Which is not to exonerate them all. Plenty of fungi are pure parasites, and these have invaded almost every form of life. There are specialized fungal parasites of single-celled diatoms and even of other fungi, and some of these cause serious harm. The rust on my red cedar tree was bad for it; it must have been even worse for the apple trees in the neighborhood, for the leaves of the apple are slowly pierced through by the rust, until spore-shooting orange masts sprout from their undersides. The fruit of the apple, too, may be ruined, its hide marred by soft brown patches.

So, too, with the human form. There are fungi to make the feet and the testicles itch, fungi to discolor and deform the fingernails. And there are neighborly fungi content to live within us unobserved, but which will blossom, in the case of a ruined immune system, into devouring sores inside and out. It is a common enough way for people with AIDS to die.
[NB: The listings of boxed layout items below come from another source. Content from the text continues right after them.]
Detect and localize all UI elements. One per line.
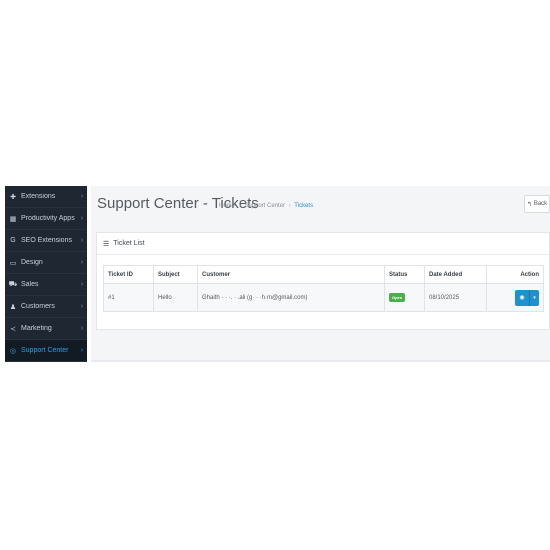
sidebar-item-label: Marketing [21, 325, 52, 332]
customer-cell: Ghaith · · ·. · .ali (g· · ·h·m@gmail.co… [197, 283, 385, 312]
chevron-right-icon: › [80, 347, 84, 354]
share-icon: ≺ [10, 325, 16, 333]
column-header-status[interactable]: Status [384, 265, 425, 284]
sidebar-item-label: Productivity Apps [21, 215, 75, 222]
main-content: Support Center - Tickets Home › Support … [91, 186, 550, 362]
chevron-right-icon: › [80, 281, 84, 288]
monitor-icon: ▭ [9, 259, 17, 267]
sidebar-item-label: Support Center [21, 347, 69, 354]
sidebar-item-label: SEO Extensions [21, 237, 72, 244]
breadcrumb: Home › Support Center › Tickets [219, 203, 313, 209]
user-icon: ♟ [9, 303, 17, 311]
sidebar: ✚ Extensions › ▦ Productivity Apps › G S… [5, 186, 87, 362]
breadcrumb-home[interactable]: Home [219, 203, 235, 209]
sidebar-item-support-center[interactable]: ◎ Support Center › [5, 340, 87, 362]
ticket-list-panel: ☰ Ticket List Ticket ID Subject Customer… [96, 232, 550, 330]
view-button[interactable]: ◉ [515, 289, 529, 306]
date-added-cell: 08/10/2025 [424, 283, 487, 312]
grid-icon: ▦ [9, 215, 17, 223]
ticket-id-cell: #1 [103, 283, 154, 312]
sidebar-item-design[interactable]: ▭ Design › [5, 252, 87, 274]
status-cell: Open [384, 283, 425, 312]
breadcrumb-separator: › [288, 203, 291, 209]
sidebar-item-label: Customers [21, 303, 55, 310]
action-cell: ◉ ▾ [486, 283, 544, 312]
action-button-group: ◉ ▾ [515, 289, 539, 306]
column-header-action: Action [486, 265, 544, 284]
caret-down-icon: ▾ [533, 294, 536, 301]
lifebuoy-icon: ◎ [9, 347, 17, 355]
chevron-right-icon: › [80, 237, 84, 244]
breadcrumb-tickets[interactable]: Tickets [294, 203, 313, 209]
column-header-date-added[interactable]: Date Added [424, 265, 487, 284]
sidebar-item-marketing[interactable]: ≺ Marketing › [5, 318, 87, 340]
sidebar-item-customers[interactable]: ♟ Customers › [5, 296, 87, 318]
page-header: Support Center - Tickets Home › Support … [91, 186, 550, 226]
eye-icon: ◉ [519, 295, 525, 301]
column-header-subject[interactable]: Subject [153, 265, 198, 284]
sidebar-item-label: Sales [21, 281, 39, 288]
panel-heading: ☰ Ticket List [97, 233, 549, 255]
chevron-right-icon: › [80, 259, 84, 266]
subject-cell: Hello [153, 283, 198, 312]
breadcrumb-separator: › [238, 203, 241, 209]
list-icon: ☰ [103, 240, 110, 248]
chevron-right-icon: › [80, 303, 84, 310]
table-row: #1 Hello Ghaith · · ·. · .ali (g· · ·h·m… [103, 283, 544, 312]
back-button[interactable]: ↰ Back [524, 195, 550, 213]
breadcrumb-support-center[interactable]: Support Center [244, 203, 285, 209]
sidebar-item-extensions[interactable]: ✚ Extensions › [5, 186, 87, 208]
dropdown-toggle-button[interactable]: ▾ [529, 289, 539, 306]
column-header-ticket-id[interactable]: Ticket ID [103, 265, 154, 284]
panel-title: Ticket List [113, 240, 145, 247]
column-header-customer[interactable]: Customer [197, 265, 385, 284]
google-icon: G [10, 237, 16, 244]
sidebar-item-label: Design [21, 259, 43, 266]
sidebar-item-label: Extensions [21, 193, 56, 200]
sidebar-item-seo-extensions[interactable]: G SEO Extensions › [5, 230, 87, 252]
chevron-right-icon: › [80, 325, 84, 332]
cart-icon: ⛟ [8, 281, 18, 288]
chevron-right-icon: › [80, 215, 84, 222]
footer-divider [91, 360, 550, 362]
sidebar-item-productivity-apps[interactable]: ▦ Productivity Apps › [5, 208, 87, 230]
reply-icon: ↰ [526, 201, 532, 208]
sidebar-item-sales[interactable]: ⛟ Sales › [5, 274, 87, 296]
puzzle-icon: ✚ [10, 193, 16, 201]
tickets-table: Ticket ID Subject Customer Status Date A… [103, 265, 544, 312]
back-button-label: Back [533, 201, 548, 207]
status-badge: Open [389, 293, 406, 302]
table-header-row: Ticket ID Subject Customer Status Date A… [103, 265, 544, 284]
chevron-right-icon: › [80, 193, 84, 200]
Two years have passed since the last time our red cedar was dazzling in its orange jewelry. The next year we waited in vain for another blooming of that odd fungus life. We had trimmed the galls off where we could reach, hoping to save the tree, but it wasn’t our earthbound efforts that drove them away. We could still see dozens of them higher up, dry and drab, refusing to bloom. This is the way of the rust. It dies on apple trees, but on red cedar it can persist, give its life to the wind, or leave its old self to rot.

Our tree grows shaggier, more patched with vanilla and auburn. Within the greenery that remains I can reach dozens of lifeless branches. A good yank is sure to be rewarded with the crack of dead wood. The whole tree is ugly now, truth to tell. It reminds me of nothing so much as the shaggy head of a neglected old man.

Not that I neglect the tree. I prune; I am doing what I can to save its life.